When flight attendants were unable to communicate with a pair of jive-talking hipsters, Billingsley's character volunteered to translate, saying "I speak jive.'' The three then engage in a raucous street-slang conversation.
"No chance they would have cast me for that if I hadn't been June Cleaver,'' she once said.
"People, when they watch Leave It to Beaver, they think of her as very, very straight-laced," Mathers told Raz. "[But] she had a wonderful sense of humor. … She was full of life. She was a very gracious lady, but she could just be so much fun."
Billingsley returned as June Cleaver in a 1983 TV movie, Still the Beaver, that costarred Mathers and Dow and portrayed a much darker side of Beaver's life.

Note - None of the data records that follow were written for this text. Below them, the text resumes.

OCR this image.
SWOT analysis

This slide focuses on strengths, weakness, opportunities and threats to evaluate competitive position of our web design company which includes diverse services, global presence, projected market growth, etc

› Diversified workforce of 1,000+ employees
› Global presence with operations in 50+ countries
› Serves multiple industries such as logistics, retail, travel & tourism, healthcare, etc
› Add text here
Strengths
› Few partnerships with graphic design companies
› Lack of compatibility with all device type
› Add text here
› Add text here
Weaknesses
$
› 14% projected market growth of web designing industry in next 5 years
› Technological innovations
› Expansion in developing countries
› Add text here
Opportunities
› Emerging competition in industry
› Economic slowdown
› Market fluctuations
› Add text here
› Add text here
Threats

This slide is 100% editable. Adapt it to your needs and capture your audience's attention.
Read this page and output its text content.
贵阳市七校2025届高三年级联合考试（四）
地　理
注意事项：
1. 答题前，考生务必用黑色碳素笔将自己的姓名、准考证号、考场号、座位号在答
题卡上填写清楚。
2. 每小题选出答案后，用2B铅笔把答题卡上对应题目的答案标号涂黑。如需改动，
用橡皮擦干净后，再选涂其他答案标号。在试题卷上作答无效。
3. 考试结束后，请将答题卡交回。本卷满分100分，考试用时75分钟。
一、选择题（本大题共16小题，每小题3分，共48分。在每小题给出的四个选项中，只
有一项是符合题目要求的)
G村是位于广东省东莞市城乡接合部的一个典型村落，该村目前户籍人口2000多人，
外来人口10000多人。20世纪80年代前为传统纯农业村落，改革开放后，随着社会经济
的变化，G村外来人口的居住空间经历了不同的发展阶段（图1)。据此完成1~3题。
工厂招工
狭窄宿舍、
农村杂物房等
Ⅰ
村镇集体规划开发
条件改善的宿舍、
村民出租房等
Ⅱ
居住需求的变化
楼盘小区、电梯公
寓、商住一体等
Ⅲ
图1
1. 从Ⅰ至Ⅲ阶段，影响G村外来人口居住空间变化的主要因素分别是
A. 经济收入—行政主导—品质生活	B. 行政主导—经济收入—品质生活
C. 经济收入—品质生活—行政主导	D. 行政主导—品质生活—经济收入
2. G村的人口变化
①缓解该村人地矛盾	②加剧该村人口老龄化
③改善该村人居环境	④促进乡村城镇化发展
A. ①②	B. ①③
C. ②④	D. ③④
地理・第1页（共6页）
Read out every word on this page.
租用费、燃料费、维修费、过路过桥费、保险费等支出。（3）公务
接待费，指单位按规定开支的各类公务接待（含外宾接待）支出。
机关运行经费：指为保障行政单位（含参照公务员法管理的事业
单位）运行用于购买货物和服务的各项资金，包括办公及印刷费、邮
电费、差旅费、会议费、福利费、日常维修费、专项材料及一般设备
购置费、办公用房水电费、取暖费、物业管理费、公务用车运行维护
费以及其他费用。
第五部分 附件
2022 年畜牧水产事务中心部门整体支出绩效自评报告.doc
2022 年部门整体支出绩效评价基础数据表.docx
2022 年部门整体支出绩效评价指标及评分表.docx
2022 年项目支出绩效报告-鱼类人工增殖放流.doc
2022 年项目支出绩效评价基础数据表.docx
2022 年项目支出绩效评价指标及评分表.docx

In his mid-30s, Beaver was unemployed, unable to communicate with his own sons and going through a divorce. Wally, a successful lawyer, was handling the divorce, and June was at a loss to help her son through the transition.
"Ward, what would you do?'' she asked at the site of her husband's grave. (Beaumont had died in 1982.)
The movie revived interest in the Cleaver family, and the Disney Channel launched The New Leave It to Beaver in 1985.
The series took a more hopeful view of the Cleavers, with Beaver winning custody of his two sons and all three moving in with June.
In 1997 Universal made a Leave It to Beaver theatrical film with a new generation of actors. Billingsley returned for a cameo, however, as Aunt Martha.
In later years she appeared from time to time in such TV series as Murphy Brown, Empty Nest and Baby Boom and had a memorable comic turn opposite fellow TV moms June Lockhart of Lassie and Isabel Sanford of The Jeffersons on the Roseanne show.
"Now some people, they just associate you with that one role [June Cleaver], and it makes it hard to do other things,'' she once said. "But as far as I'm concerned, it's been an honor.''
In real life, fate was not as gentle to Billingsley as it had been to June and her family.
Born Barbara Lillian Combes in Los Angeles on Dec. 22, 1915, she was raised by her mother after her parents divorced. She and her first husband, Glenn Billingsley, divorced when her sons were just 2 and 4.
Her second husband, director Roy Kellino, died of a heart attack after three years of marriage and just months before she landed the Leave It to Beaver role.
She married physician Bill Mortenson in 1959 and they remained wed until his death in 1981.
Survivors include her sons, three stepchildren and numerous grandchildren.